Mr. McCormack could properly claim that he was a "national" congressman. He fought for farm bills, even though he said he hadn't "more than five flower pots in my whole district."

On a close vote on a cotton bill, the speaker could be sweeping members from the lobbies onto the floor, the job of an assistant whip. He played a key role in extending the military draft just before Pearl Harbor when to many it was still England's war. He was an early fighter for civil rights legislation.

His personal kindnesses were legion, and if he harbored vindictiveness it was hard to see. Pundits predicted foot-dragging by the speaker after President Kennedy's 30-year-old brother won a Massachusetts Senate seat from McCormack's favorite nephew, the highest Democratic officeholder in the state and a logical candidate. The speaker never showed by word or deed that he bore a grudge.

Although his basic views were shaped in the past -- the New Deal and staunch anticommunism firmed the foundations -- he presided over a period of gradual but definite change in the House. He didn't sympathize with the antiwar demonostrations, but he bent the rules to let the long-haired youths express their views on the Capitol steps.

Mr. McCormack used to speak of New Deal triumphs and the war against Hitler to young members and students who could not remember them. He was a staunch anti-Communist crusader and seemed to equate the war against communism in Vietnam with the war against Nazism in Europe.

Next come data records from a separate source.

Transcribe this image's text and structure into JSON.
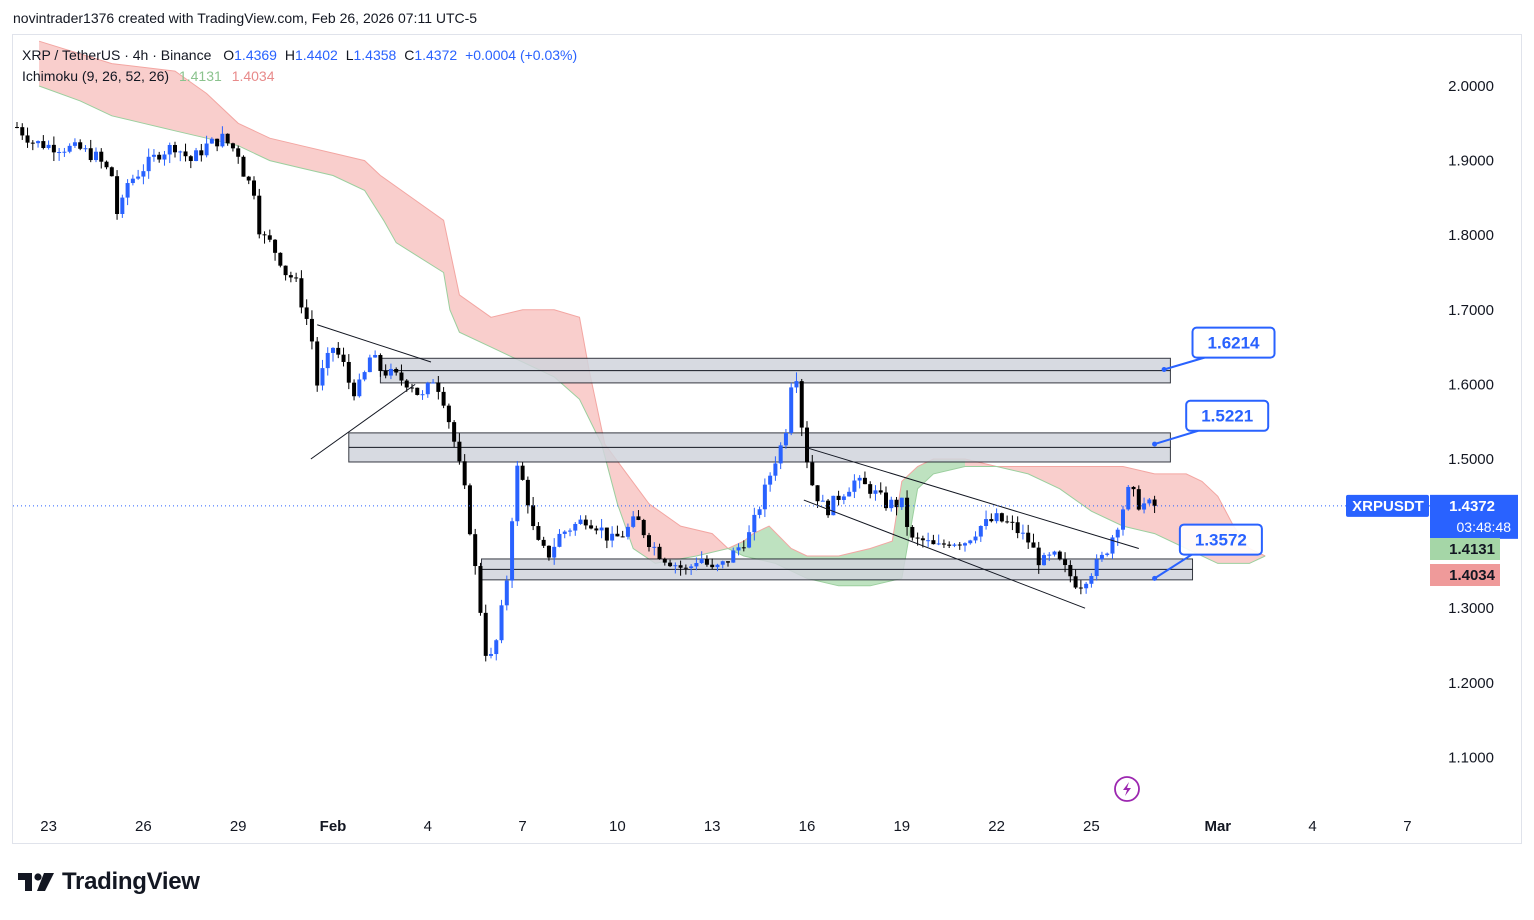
{
  "caption": "novintrader1376 created with TradingView.com, Feb 26, 2026 07:11 UTC-5",
  "legend": {
    "symbol": "XRP / TetherUS · 4h · Binance",
    "o_label": "O",
    "o_value": "1.4369",
    "h_label": "H",
    "h_value": "1.4402",
    "l_label": "L",
    "l_value": "1.4358",
    "c_label": "C",
    "c_value": "1.4372",
    "change": "+0.0004 (+0.03%)",
    "indicator": "Ichimoku (9, 26, 52, 26)",
    "ind_value1": "1.4131",
    "ind_value2": "1.4034"
  },
  "colors": {
    "up": "#2962ff",
    "down": "#000000",
    "cloud_bear": "#f8c9c6",
    "cloud_bull": "#b7dfb9",
    "zone": "#d1d4dc",
    "accent": "#2962ff"
  },
  "chart_data": {
    "type": "candlestick",
    "title": "XRP / TetherUS · 4h · Binance",
    "ylim": [
      1.05,
      2.06
    ],
    "y_ticks": [
      "2.0000",
      "1.9000",
      "1.8000",
      "1.7000",
      "1.6000",
      "1.5000",
      "1.4000",
      "1.3000",
      "1.2000",
      "1.1000"
    ],
    "y_tick_values": [
      2.0,
      1.9,
      1.8,
      1.7,
      1.6,
      1.5,
      1.4,
      1.3,
      1.2,
      1.1
    ],
    "x_ticks": [
      "23",
      "26",
      "29",
      "Feb",
      "4",
      "7",
      "10",
      "13",
      "16",
      "19",
      "22",
      "25",
      "Mar",
      "4",
      "7"
    ],
    "x_tick_days": [
      -9,
      -6,
      -3,
      0,
      3,
      6,
      9,
      12,
      15,
      18,
      21,
      24,
      28,
      31,
      34
    ],
    "last_price": "1.4372",
    "last_price_value": 1.4372,
    "symbol_tag": "XRPUSDT",
    "countdown": "03:48:48",
    "ichimoku_values": [
      "1.4131",
      "1.4034"
    ],
    "ichimoku_values_num": [
      1.4131,
      1.4034
    ],
    "price_path": [
      [
        -10,
        1.945
      ],
      [
        -9.5,
        1.925
      ],
      [
        -9,
        1.92
      ],
      [
        -8,
        1.915
      ],
      [
        -7.5,
        1.905
      ],
      [
        -7,
        1.88
      ],
      [
        -6.8,
        1.82
      ],
      [
        -6.5,
        1.87
      ],
      [
        -6,
        1.89
      ],
      [
        -5.5,
        1.91
      ],
      [
        -5,
        1.92
      ],
      [
        -4.5,
        1.9
      ],
      [
        -4,
        1.92
      ],
      [
        -3.5,
        1.93
      ],
      [
        -3,
        1.91
      ],
      [
        -2.8,
        1.88
      ],
      [
        -2.5,
        1.86
      ],
      [
        -2.3,
        1.8
      ],
      [
        -2,
        1.79
      ],
      [
        -1.7,
        1.77
      ],
      [
        -1.5,
        1.75
      ],
      [
        -1.2,
        1.74
      ],
      [
        -1,
        1.71
      ],
      [
        -0.7,
        1.67
      ],
      [
        -0.5,
        1.6
      ],
      [
        -0.3,
        1.62
      ],
      [
        0,
        1.65
      ],
      [
        0.3,
        1.63
      ],
      [
        0.6,
        1.59
      ],
      [
        0.9,
        1.6
      ],
      [
        1.2,
        1.64
      ],
      [
        1.5,
        1.62
      ],
      [
        2,
        1.61
      ],
      [
        2.5,
        1.6
      ],
      [
        2.8,
        1.58
      ],
      [
        3.2,
        1.61
      ],
      [
        3.5,
        1.58
      ],
      [
        3.8,
        1.53
      ],
      [
        4.2,
        1.45
      ],
      [
        4.6,
        1.32
      ],
      [
        4.9,
        1.22
      ],
      [
        5.2,
        1.26
      ],
      [
        5.5,
        1.34
      ],
      [
        5.8,
        1.49
      ],
      [
        6.1,
        1.46
      ],
      [
        6.4,
        1.39
      ],
      [
        6.8,
        1.37
      ],
      [
        7.2,
        1.4
      ],
      [
        7.6,
        1.41
      ],
      [
        8,
        1.42
      ],
      [
        8.4,
        1.41
      ],
      [
        8.8,
        1.39
      ],
      [
        9.2,
        1.4
      ],
      [
        9.6,
        1.42
      ],
      [
        10,
        1.39
      ],
      [
        10.4,
        1.37
      ],
      [
        10.8,
        1.36
      ],
      [
        11.2,
        1.35
      ],
      [
        11.6,
        1.37
      ],
      [
        12,
        1.35
      ],
      [
        12.4,
        1.36
      ],
      [
        12.8,
        1.38
      ],
      [
        13.2,
        1.4
      ],
      [
        13.6,
        1.45
      ],
      [
        14,
        1.5
      ],
      [
        14.3,
        1.53
      ],
      [
        14.6,
        1.64
      ],
      [
        14.9,
        1.52
      ],
      [
        15.2,
        1.46
      ],
      [
        15.6,
        1.43
      ],
      [
        16,
        1.45
      ],
      [
        16.5,
        1.47
      ],
      [
        17,
        1.46
      ],
      [
        17.5,
        1.44
      ],
      [
        18,
        1.44
      ],
      [
        18.3,
        1.39
      ],
      [
        18.7,
        1.39
      ],
      [
        19.1,
        1.38
      ],
      [
        19.5,
        1.39
      ],
      [
        20,
        1.39
      ],
      [
        20.5,
        1.41
      ],
      [
        21,
        1.42
      ],
      [
        21.5,
        1.41
      ],
      [
        22,
        1.39
      ],
      [
        22.4,
        1.36
      ],
      [
        22.8,
        1.37
      ],
      [
        23.2,
        1.35
      ],
      [
        23.6,
        1.33
      ],
      [
        24,
        1.35
      ],
      [
        24.4,
        1.37
      ],
      [
        24.8,
        1.41
      ],
      [
        25.2,
        1.46
      ],
      [
        25.5,
        1.44
      ],
      [
        26,
        1.4372
      ]
    ],
    "resistance_lines": [
      {
        "label": "1.6214",
        "value": 1.6214
      },
      {
        "label": "1.5221",
        "value": 1.5221
      },
      {
        "label": "1.3572",
        "value": 1.3572
      }
    ],
    "zones": [
      {
        "low": 1.602,
        "high": 1.635
      },
      {
        "low": 1.496,
        "high": 1.535
      },
      {
        "low": 1.338,
        "high": 1.366
      }
    ]
  }
}
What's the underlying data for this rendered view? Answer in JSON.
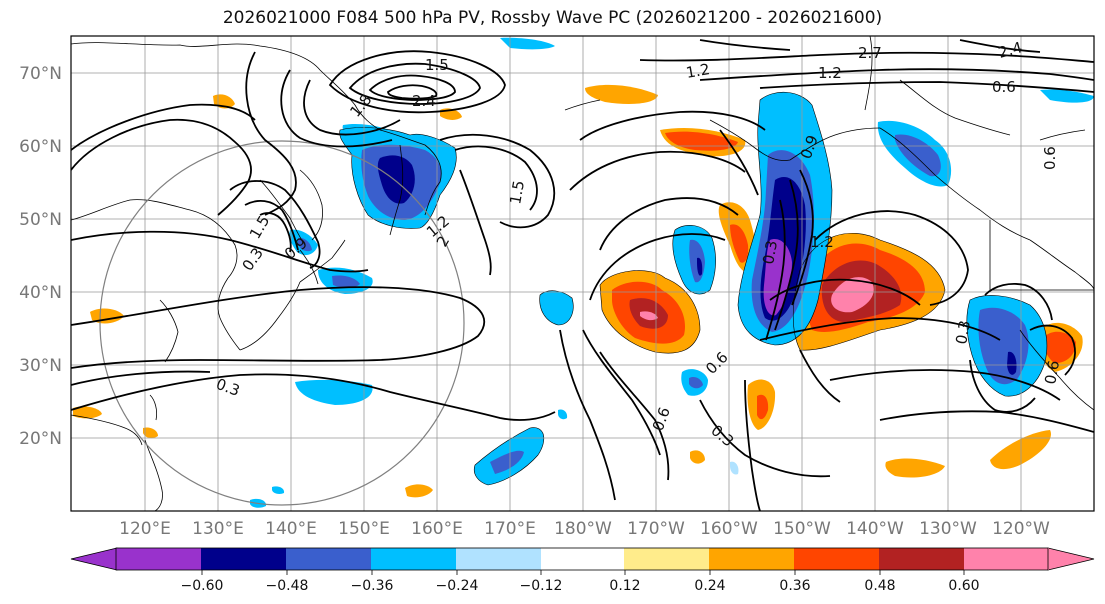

He went along, if not enthusiastically, with some reforms, such as making the House take its important votes on the record and taking the first tentative swipe at the seniority system.

Away from the House, the speaker sank out of public view in Washington. He lived quietly at the Washington Hotel with his wife. Their devotion was a Washington legend. It was said that they had never spent a night apart in more than 52 years of marriage. If the speaker was kept late at the Capitol, Mrs. McCormack always went up to have dinner with them. They had no children.

In December 1971, the 52-year love affair between Harriet and John McCormack ended when she died at Providence Hospital here at the age of 87. For more than a year, he had spent every night in an adjoining hospital room. Then at 80, Mr. McCormack went home to Boston.

Mr. McCormack had few hobbies except politics. In earlier days, he was known as a good high stakes poker player. He never flew in an airplane until 1961, when he attended Rayburn's funeral. He drove the 450 miles from Washington to Boston or went up on the night sleeper train.

The speaker and his wife were devout Catholics. Both were honored by the Vatican. He was the first Catholic to be elected speaker, and some critics complained that this religion sometimes showed in his leadership qualities.

An example cited was the 1961 school aid debacle when Mr. McCormack insisted that church schools should share in a federal aid program. The bill died on this issue. But in 1963 Mr. McCormack helped push through the largest education program in history, much of which went to public institutions only.

In 1970, the sniping by young liberals at Mr. McCormack increased and several congressmen urged him to step down because he was too old. One Congressman asked a party caucus to declare a lack of confidence in his leadership. It did not.

Mr. McCormack left the House like a good poker player, his decision a secret from his closest friends there.